Fortunately, there are some opportunities for counter-terrorism officials. For starters, it is prescient to note that the conductors of remote control attacks are mostly amateurs. There are numerous stories about these individuals botching their own attacks, in some cases even doing themselves more harm than those around them. It would seem as though many of these attackers require constant contact and guidance from their handlers in the Middle East, with many getting cold feet along the way. This lengthens the window of time in which law enforcement and intelligence personnel have to work to identify the extremist, observe their activities, and ultimately prevent their attacks.
Further, the ongoing and fairly robust contact between handler and recruit provides security personnel with an advantage in the wider counter-terrorism struggle. By effectively monitoring and analyzing a remote control attacker’s behaviour and connections, intelligence analysts are better equipped to track wider networks and find vulnerabilities in their operations. Effective counter-terrorism strategies might include interviews with would-be attackers, likely after a de-escalation strategy has been implemented, to reveal contacts, phone numbers, online identifications, and instructions given by the recruiter to advance counter-terrorism policies worldwide. The information might lead to other prevented attacks, and further constraints placed upon the central terrorist organization.

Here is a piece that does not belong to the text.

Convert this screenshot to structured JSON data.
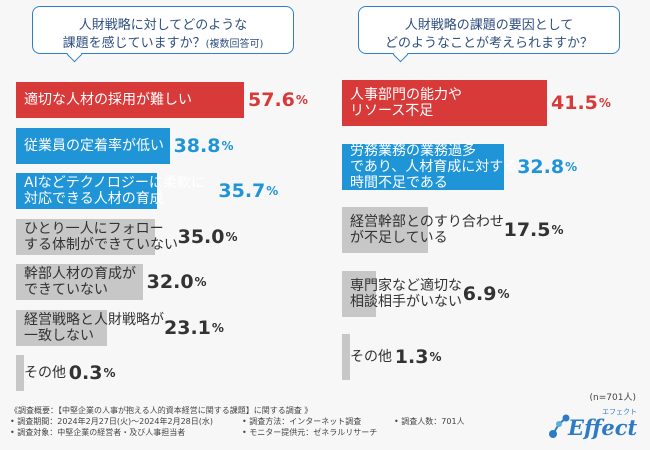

While the remote controlled tactic now implemented by groups such as the Islamic State presents a new type of threat, there are likely many advantages which can be gained due to this phenomenon moving ahead. Compared to lone wolf extremism, there are actually many more opportunities for counter-terrorism agencies than previously thought. What is required now is an effective analysis of the new terrorism paradigm, and discussion surrounding the most productive ways to combat this new trend. Remote controlled terrorism may seem shocking at first, but the very nature of its organization makes it vulnerable in the end.